Ok, I really need some advice from some of the experts here on being tough. I am getting very concerned that I have been too easy about this whole situation. While my W's affair was going strong, I had success going dark and GALing, but even then, my boundaries were weak at best. My W definitely respected that I moved on, was living my life, and just let her go. I was great with the kids, and I was always totally solid as a co-parent, even though I was livid at my W. I was too weak when my W would reach out to me though. I kept seeing it as an opportunity to re-connect with her, and it would always just be a fleeting moment, then she was back to full WAW mode. I swear I could literally see her change before my eyes as she realized "Ok, I've still got him, so I don't need to really worry about what I'm doing." I slowly realized this was a problem, and I did hold tough a few times, but before I had to do anything drastic, my W's affair died on its own.
Now that my W's affair is apparently over, our relationship has calmed so much that I worry it's gotten too "easy", for lack of a better word. My W and I are spending much time together with the kids, she regularly invites me to do things with her and the kids, I've had dinner at her house with friends, she even asked me out to a movie (although she then weaseled out of it). We joke and tease each other, and there is some very casual non-sexual physical contact (fun hitting and poking, hand on the shoulder, hugs, etc). We hang out with our friends, and it's almost like we're still together.
However, my W is still pushing for the legal separation, and shows no real interest in reconciliation. She wants to split up our possessions, come to some agreement on financial separation, a schedule for the kids over holidays, etc. She seems happy as can be at her new house, and is enjoying getting it set up for the long haul. We've been separated for 4 months now.

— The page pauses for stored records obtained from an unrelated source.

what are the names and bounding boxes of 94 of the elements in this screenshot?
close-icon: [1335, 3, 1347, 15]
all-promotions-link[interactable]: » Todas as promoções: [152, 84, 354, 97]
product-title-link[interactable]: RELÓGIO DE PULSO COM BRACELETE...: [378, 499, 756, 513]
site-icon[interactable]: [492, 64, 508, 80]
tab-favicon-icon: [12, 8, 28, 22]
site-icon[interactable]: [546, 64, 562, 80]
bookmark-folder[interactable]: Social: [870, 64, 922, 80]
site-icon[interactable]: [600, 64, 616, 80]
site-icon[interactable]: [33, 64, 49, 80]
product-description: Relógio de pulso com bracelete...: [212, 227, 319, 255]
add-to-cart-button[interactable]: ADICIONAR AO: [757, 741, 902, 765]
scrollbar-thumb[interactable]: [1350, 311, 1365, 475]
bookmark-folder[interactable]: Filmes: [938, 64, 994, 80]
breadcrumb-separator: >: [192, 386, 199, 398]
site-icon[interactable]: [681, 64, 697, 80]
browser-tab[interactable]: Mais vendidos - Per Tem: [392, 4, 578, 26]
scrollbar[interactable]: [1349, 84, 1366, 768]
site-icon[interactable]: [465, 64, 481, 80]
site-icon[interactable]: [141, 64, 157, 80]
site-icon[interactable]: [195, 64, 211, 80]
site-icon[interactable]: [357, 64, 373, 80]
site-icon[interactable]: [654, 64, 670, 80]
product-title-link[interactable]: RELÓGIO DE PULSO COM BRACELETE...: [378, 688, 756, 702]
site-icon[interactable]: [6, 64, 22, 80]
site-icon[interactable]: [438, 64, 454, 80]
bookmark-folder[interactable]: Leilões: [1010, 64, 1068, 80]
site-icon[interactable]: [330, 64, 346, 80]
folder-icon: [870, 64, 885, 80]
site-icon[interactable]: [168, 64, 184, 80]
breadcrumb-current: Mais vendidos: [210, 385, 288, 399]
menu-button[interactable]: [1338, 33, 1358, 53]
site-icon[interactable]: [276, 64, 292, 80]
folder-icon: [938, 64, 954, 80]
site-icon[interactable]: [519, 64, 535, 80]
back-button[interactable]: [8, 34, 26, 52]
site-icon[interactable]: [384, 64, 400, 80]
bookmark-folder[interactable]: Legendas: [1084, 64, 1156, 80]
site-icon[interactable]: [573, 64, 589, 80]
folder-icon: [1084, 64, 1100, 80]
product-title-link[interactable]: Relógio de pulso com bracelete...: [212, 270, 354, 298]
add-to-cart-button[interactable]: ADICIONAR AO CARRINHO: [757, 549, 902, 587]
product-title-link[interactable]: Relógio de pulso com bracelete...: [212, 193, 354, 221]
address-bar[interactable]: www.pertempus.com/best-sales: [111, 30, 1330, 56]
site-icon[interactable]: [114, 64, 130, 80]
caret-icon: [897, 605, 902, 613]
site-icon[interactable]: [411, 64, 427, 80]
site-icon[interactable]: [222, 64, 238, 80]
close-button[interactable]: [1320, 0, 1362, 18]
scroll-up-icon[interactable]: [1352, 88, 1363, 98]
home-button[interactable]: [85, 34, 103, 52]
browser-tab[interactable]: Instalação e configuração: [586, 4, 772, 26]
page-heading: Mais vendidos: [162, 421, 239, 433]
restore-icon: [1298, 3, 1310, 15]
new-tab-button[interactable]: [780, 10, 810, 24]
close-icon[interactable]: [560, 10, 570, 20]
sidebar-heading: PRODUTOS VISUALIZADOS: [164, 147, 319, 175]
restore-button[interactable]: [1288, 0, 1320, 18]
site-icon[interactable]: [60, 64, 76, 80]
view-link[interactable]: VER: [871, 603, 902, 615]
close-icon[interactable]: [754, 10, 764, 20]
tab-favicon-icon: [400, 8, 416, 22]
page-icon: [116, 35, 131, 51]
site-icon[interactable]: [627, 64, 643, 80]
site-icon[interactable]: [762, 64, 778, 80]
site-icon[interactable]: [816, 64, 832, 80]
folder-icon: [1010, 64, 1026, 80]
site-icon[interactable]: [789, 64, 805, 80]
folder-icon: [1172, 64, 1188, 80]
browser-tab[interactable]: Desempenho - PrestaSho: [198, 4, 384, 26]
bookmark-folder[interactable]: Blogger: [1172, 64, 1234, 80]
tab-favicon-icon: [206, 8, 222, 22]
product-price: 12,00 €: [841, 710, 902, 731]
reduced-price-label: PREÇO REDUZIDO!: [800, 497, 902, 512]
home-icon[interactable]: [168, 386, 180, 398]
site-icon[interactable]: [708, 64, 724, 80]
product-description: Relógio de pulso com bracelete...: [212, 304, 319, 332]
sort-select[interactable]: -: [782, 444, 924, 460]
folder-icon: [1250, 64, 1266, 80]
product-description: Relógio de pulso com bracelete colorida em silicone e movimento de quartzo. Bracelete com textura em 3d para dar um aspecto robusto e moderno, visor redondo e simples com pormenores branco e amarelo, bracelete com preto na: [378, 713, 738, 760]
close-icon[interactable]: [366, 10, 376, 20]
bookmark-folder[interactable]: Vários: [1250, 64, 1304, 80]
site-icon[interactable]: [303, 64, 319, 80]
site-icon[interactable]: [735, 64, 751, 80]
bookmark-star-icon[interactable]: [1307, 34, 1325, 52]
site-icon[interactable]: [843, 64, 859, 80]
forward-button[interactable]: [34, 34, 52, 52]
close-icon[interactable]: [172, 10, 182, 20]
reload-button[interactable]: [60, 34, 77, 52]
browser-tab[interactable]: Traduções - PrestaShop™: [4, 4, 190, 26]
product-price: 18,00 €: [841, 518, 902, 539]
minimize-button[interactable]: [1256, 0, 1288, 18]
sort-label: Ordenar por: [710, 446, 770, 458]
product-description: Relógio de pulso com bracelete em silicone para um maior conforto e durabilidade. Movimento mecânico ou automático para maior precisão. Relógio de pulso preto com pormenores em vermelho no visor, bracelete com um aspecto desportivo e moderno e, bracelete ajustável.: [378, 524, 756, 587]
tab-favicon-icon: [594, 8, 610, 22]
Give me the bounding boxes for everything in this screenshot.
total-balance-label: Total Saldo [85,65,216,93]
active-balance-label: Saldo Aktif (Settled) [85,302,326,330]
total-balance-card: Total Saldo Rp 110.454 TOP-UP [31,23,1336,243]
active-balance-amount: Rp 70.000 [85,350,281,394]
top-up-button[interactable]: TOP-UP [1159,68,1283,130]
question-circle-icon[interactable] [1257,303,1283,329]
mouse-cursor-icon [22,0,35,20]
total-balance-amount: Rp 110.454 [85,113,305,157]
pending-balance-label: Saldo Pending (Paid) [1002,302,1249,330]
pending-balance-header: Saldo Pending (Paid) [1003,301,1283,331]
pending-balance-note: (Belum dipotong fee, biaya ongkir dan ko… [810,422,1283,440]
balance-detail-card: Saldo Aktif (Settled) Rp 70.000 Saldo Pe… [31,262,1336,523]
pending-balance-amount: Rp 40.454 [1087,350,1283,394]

I've been going along with the separation proceedings, even though in my state I have no obligation to do so. She has no grounds to divorce me, so if I don't want to agree to separation, there's not a whole lot she can do about it. I'm starting to wonder if I should take a stand and refuse to participate anymore, with the reason that we clearly still enjoy being together and we're still functioning as a family in most ways. On the one hand, will she respect that I'm holding tough for what I want, or will it destroy all the good will between us because here I go again trying to stop her from doing what makes her happy? I'm trying to find the balance between still being loving toward her, yet not letting her manipulate me into a separation I don't really want.
Thanks in advance for advice anyone is willing to offer.